According to several Tennessee court decisions, there is a difference between pre-loss assignments (which are typically not allowed) and post-loss assignments (which are allowed). The reason for this is quite easy to understand, and perhaps best demonstrated by an example. Consider an insurance company that insures a house for $250,000 to a couple with perfect credit, no loss history, no criminal background, 2 angel kids, and a well behaved dog that’s never bitten anyone. The insurance company feels good about its risk-reward analysis in underwriting the property. Now consider that same scenario, but add the fact that the young couple in living in Pleasantville assigned its insurance policy to a convicted felon who has a history of insurance fraud, arson, drug use and sales, and managing dog-fighting competitions. Then, after the assignment, the perfect house burns under suspicious circumstances and the assignee (the felon) makes a claim. Under those facts, the insurance company would justifiably want to contest coverage for this person they knew nothing about prior to the loss. Under those facts, the pre-loss assignment would not be valid and the law would not help you.

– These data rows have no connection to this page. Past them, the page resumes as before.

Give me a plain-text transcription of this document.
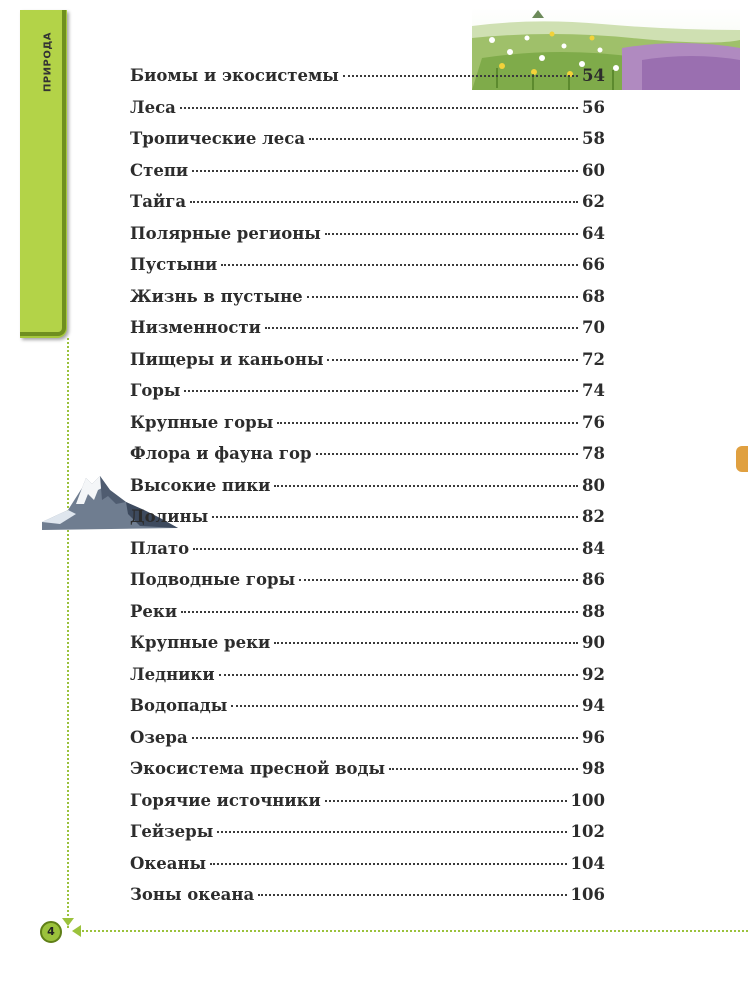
ПРИРОДА
4
Биомы и экосистемы	54
Леса	56
Тропические леса	58
Степи	60
Тайга	62
Полярные регионы	64
Пустыни	66
Жизнь в пустыне	68
Низменности	70
Пищеры и каньоны	72
Горы	74
Крупные горы	76
Флора и фауна гор	78
Высокие пики	80
Долины	82
Плато	84
Подводные горы	86
Реки	88
Крупные реки	90
Ледники	92
Водопады	94
Озера	96
Экосистема пресной воды	98
Горячие источники	100
Гейзеры	102
Океаны	104
Зоны океана	106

In contrast, if that same young couple living in Pleasantville assigned their claim to the same ne’er-do-well after the fire loss, then the assignment would be valid and enforceable. Why the difference? Quite simply, the assignment of the policy benefits of a claim after a loss occurs results in no increased risk to the insurance company. The loss has already occurred, and an insured has a right to assign the claim if he or she so chooses.
The real distinction is that the law allows the assignment of policy proceeds, as opposed to the insurance policy itself. Here’s a quote from one Tennessee case on the topic:
We believe it is fairly well-settled that in Tennessee, an insured may assign an insurance policy after a loss has occurred, despite an anti-assignment clause purportedly prohibiting assignments without the consent of the insurer. Zaharias v. Vassis, 789 S.W.2d 906, 910 (Tenn. Ct. App. 1989); Ford v. Robertson, 739 S.W.2d 3, 5 (Tenn. Ct. App. 1987); Metro. Life Ins. Co. v. Brown, 25 Tenn. App. 514, 160 S.W.2d 434, 437-38 (Tenn. Ct. App. 1941). However, the assignee of the policy “stands in the shoes” of the assignor and receives nothing more than what the assignor held. See Zaharias, 789 S.W.2d at 910-11.
Manley v. Auto Ins. Co., 169 S.W.3d 207, 214 (Tenn. Ct. App. 2005). So the next time an insurance adjuster tells you your post-loss assignment of claim isn’t valid, send them a copy of this blog post and see if that helps. The law is well-settled and isn’t really even open to much debate as this is the majority rule around the country.